A few points for both methods. At no time do you need to unpick the hem at the bottom of a curtain. As a result you don't have to worry about blind hemming (the type of hem that is normally used in curtain making), you can just use a regular hem for the lining.

When we refer to the right side of the lining we mean the side you well see when you look at the back of your finished curtain.

Curtain sewing is actually pretty simple, BUT there is a LOT of fabric involved. Take your time and double check you are  not sewing the side of the curtain to the top of the lining (or the other way round). And yes, I've made that mistake a few times.

You will need;
Sewing needles and thread
Curtain header tape
Tape measure
Curtain Lining 
Measure  your curtains, taking the width measurement from the bottom of your curtains (taking the width from the top can be difficult as your header tape has probably caused the fabric to become pleated or gathered).

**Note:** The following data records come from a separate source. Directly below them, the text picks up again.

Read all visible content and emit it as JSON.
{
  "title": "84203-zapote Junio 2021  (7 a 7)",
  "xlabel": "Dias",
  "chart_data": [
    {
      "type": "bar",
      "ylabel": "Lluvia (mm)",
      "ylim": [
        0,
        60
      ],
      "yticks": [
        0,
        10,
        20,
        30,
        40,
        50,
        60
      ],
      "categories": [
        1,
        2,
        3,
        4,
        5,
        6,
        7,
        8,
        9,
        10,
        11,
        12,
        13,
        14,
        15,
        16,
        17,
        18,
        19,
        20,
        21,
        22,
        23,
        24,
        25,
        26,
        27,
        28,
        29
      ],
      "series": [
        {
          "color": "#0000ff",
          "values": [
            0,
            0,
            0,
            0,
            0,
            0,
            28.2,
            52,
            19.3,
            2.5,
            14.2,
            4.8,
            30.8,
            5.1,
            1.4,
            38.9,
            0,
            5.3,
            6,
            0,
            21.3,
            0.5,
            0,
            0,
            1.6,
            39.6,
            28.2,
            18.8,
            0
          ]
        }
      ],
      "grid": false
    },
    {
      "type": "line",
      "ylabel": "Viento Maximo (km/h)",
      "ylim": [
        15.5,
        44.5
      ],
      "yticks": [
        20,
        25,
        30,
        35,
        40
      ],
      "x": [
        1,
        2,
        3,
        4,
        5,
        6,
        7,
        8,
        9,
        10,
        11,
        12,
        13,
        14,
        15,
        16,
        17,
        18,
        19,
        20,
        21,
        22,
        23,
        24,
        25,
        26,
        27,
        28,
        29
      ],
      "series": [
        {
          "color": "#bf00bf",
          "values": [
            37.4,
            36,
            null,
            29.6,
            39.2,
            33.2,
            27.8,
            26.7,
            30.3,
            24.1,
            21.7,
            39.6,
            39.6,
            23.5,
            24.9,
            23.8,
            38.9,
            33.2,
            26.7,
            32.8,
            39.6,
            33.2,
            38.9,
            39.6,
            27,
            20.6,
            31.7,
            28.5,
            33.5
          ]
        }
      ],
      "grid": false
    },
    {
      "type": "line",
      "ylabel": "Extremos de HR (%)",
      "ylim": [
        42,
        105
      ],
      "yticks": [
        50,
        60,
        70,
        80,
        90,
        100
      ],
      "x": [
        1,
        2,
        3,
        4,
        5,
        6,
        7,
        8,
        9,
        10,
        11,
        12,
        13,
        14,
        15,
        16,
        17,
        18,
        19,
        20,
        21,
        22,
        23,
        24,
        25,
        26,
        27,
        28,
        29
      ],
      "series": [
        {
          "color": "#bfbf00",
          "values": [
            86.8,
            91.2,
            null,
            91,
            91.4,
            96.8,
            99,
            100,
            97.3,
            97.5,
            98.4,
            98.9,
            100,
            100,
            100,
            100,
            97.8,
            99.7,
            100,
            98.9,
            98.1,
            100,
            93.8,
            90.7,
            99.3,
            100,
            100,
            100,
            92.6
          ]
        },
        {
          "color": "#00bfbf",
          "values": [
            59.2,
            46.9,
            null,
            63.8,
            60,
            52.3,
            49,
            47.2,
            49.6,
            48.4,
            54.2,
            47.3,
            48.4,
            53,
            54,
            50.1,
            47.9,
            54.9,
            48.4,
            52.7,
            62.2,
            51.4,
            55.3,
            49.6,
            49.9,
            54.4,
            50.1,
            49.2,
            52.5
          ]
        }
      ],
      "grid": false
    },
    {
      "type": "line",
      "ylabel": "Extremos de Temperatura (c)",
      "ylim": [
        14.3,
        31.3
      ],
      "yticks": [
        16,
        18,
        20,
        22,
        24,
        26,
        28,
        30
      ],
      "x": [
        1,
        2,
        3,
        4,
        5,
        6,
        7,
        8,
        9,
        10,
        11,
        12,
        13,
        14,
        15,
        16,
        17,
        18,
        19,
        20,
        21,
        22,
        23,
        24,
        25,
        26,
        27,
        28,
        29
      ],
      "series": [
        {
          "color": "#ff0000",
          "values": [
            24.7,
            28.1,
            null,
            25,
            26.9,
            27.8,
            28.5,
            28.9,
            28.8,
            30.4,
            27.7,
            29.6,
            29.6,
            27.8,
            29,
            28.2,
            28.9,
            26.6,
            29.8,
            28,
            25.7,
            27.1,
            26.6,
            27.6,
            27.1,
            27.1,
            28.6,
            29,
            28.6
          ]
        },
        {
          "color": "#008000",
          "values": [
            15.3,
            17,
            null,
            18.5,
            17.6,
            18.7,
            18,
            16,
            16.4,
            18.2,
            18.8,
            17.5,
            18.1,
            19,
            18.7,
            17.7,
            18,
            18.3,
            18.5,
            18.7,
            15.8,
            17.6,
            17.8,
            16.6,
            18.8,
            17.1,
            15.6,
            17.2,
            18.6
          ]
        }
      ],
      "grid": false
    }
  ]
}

The first method, leaving your curtains intact. 
For the width of lining required take the width measurement and remove 2 cm, then add a hemming allowance for either side. For the length take the length measurement and subtract the height of the hem of the curtains, then add an allowance for the hem you wish to use on the lining), Thus your lining will be slightly narrower and slightly shorter than your curtain.

 Hem the sides of your lining and the bottom of your lining.

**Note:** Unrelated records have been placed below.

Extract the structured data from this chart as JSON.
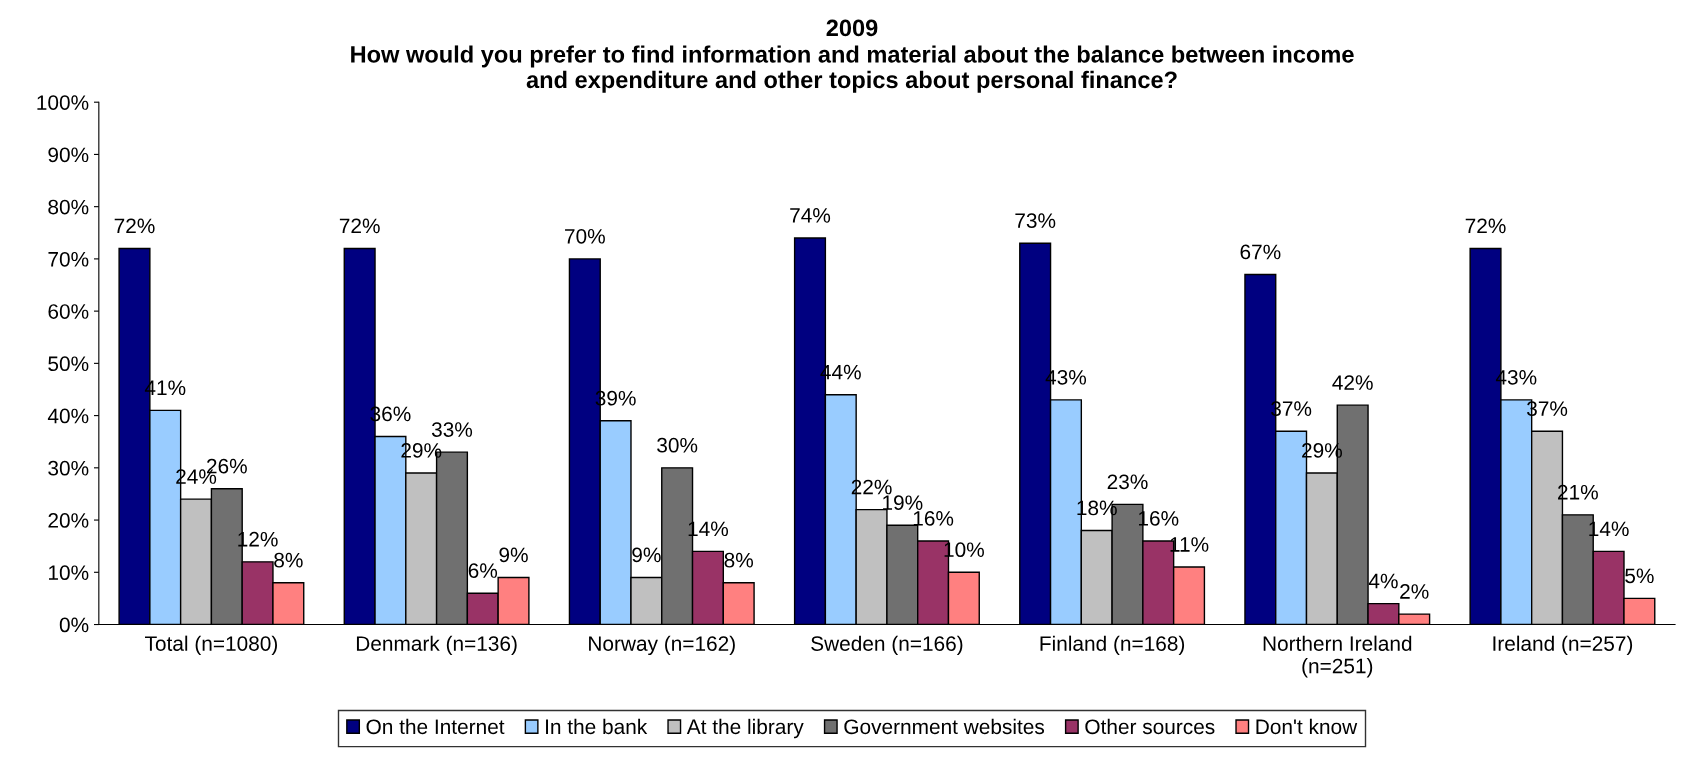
{
  "chart_data": {
    "type": "bar",
    "title": "2009",
    "subtitle": "How would you prefer to find information and material about the balance between income\nand expenditure and other topics about personal finance?",
    "categories": [
      "Total (n=1080)",
      "Denmark (n=136)",
      "Norway (n=162)",
      "Sweden (n=166)",
      "Finland (n=168)",
      "Northern Ireland\n(n=251)",
      "Ireland (n=257)"
    ],
    "series": [
      {
        "name": "On the Internet",
        "color": "#000080",
        "values": [
          72,
          72,
          70,
          74,
          73,
          67,
          72
        ],
        "value_labels": [
          "72%",
          "72%",
          "70%",
          "74%",
          "73%",
          "67%",
          "72%"
        ]
      },
      {
        "name": "In the bank",
        "color": "#99ccff",
        "values": [
          41,
          36,
          39,
          44,
          43,
          37,
          43
        ],
        "value_labels": [
          "41%",
          "36%",
          "39%",
          "44%",
          "43%",
          "37%",
          "43%"
        ]
      },
      {
        "name": "At the library",
        "color": "#c0c0c0",
        "values": [
          24,
          29,
          9,
          22,
          18,
          29,
          37
        ],
        "value_labels": [
          "24%",
          "29%",
          "9%",
          "22%",
          "18%",
          "29%",
          "37%"
        ]
      },
      {
        "name": "Government websites",
        "color": "#707070",
        "values": [
          26,
          33,
          30,
          19,
          23,
          42,
          21
        ],
        "value_labels": [
          "26%",
          "33%",
          "30%",
          "19%",
          "23%",
          "42%",
          "21%"
        ]
      },
      {
        "name": "Other sources",
        "color": "#993366",
        "values": [
          12,
          6,
          14,
          16,
          16,
          4,
          14
        ],
        "value_labels": [
          "12%",
          "6%",
          "14%",
          "16%",
          "16%",
          "4%",
          "14%"
        ]
      },
      {
        "name": "Don't know",
        "color": "#ff8080",
        "values": [
          8,
          9,
          8,
          10,
          11,
          2,
          5
        ],
        "value_labels": [
          "8%",
          "9%",
          "8%",
          "10%",
          "11%",
          "2%",
          "5%"
        ]
      }
    ],
    "ylim": [
      0,
      100
    ],
    "yticks": [
      {
        "value": 0,
        "label": "0%"
      },
      {
        "value": 10,
        "label": "10%"
      },
      {
        "value": 20,
        "label": "20%"
      },
      {
        "value": 30,
        "label": "30%"
      },
      {
        "value": 40,
        "label": "40%"
      },
      {
        "value": 50,
        "label": "50%"
      },
      {
        "value": 60,
        "label": "60%"
      },
      {
        "value": 70,
        "label": "70%"
      },
      {
        "value": 80,
        "label": "80%"
      },
      {
        "value": 90,
        "label": "90%"
      },
      {
        "value": 100,
        "label": "100%"
      }
    ],
    "grid": false,
    "legend": "bottom"
  }
}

If you are in a rush and your lining fabric is non fraying (like a lot of light proof fabrics) you can skip the hemming (and just cut the lining smaller) However hemming adds very little time indeed.

Along the top of the lining fold 1 cm of the fabric from the right side to the wrong side.

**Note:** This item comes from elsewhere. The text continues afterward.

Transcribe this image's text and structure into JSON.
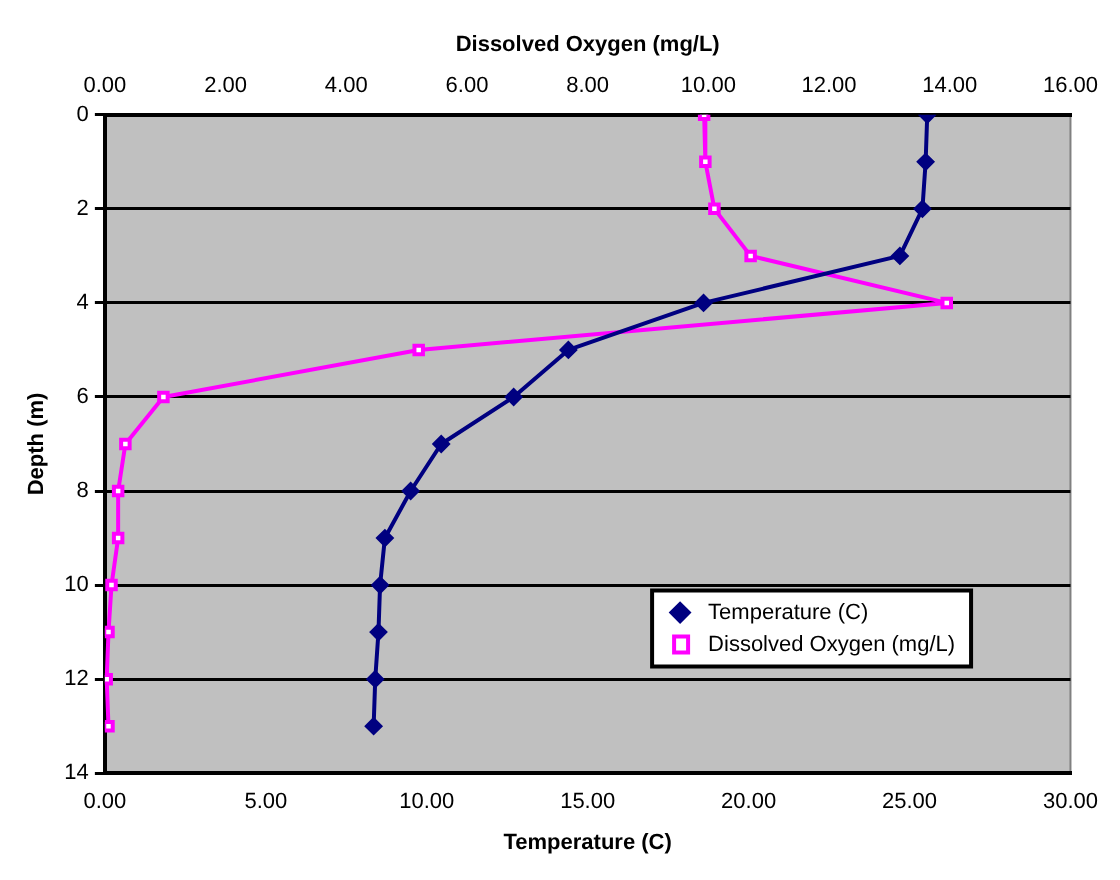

Pin the hemming tape just below the start of this fold and sew along the top edge.

Then sew along the bottom  of the hemming tape

Tie one end of the hemming taps cords together, then gently pull on the other and spread the gathers out until the width of your lining matches that of your curtain.

Using curtain hooks attach your lining to either the header tape of your curtain, or to the sliders attached to your curtain.

This method will help insulate your home or block out light, it's very quick and easy to do and a perfect way to protect your home from the cold and drafts in the winter months.

The Second Method

If  you want to use an interlining to give your curtains a more luxurious look, or if you want your lining to be more securely attached to your curtains then you will need to use the following method.

Unpick the side seams of your curtains and the curtain header tape. It's possible the header tape's cord has been cut short once the gathers have been pulled into the curtains so this will need replacing. There is no need to unpick the bottom hem!

The sides of the curtains wrap around to the wrong side by a few cementers. So measure the width of lining you need from this edge to the edge of the fabric on the other side and add your seam allowance  For the length of lining required measure from the top of the curtain to the start of the hem of the curtain, then add a hem allowance.

Hem the bottom of your lining.

Check the length of your lining by placing the bottom of your lining next to the top of the hell of the curtain. The top of the lining should now meet up with the top of the curtain.

Open up the side hems of the curtains. With right sides together sew the sides of the curtains and lining together.

Pull the curtain right side out. The curtain fabric should be wider than the lining,  so the back of the curtain looks much like it did before, with the curtain fabric wrapping around to the back as in the picture.

Fold over the top of the curtain and lining along the fold line originally in the curtain. Pin the new header tape just below the top of the fold. Sew along the top edge of the header tape and again along the lower end.

Tie one side of the header cords into a knot and then gently pull the cords on the other side to gather the now lined curtain to the desired width.
If you are using an interlining tack the lining to the interlining and use as if it's one piece of fabric.

This may seem long winded but once you get going you will develop a feel for this sort of work. Even if you just use the first method to quickly back your curtains you will feel the benefit of your labors straight away.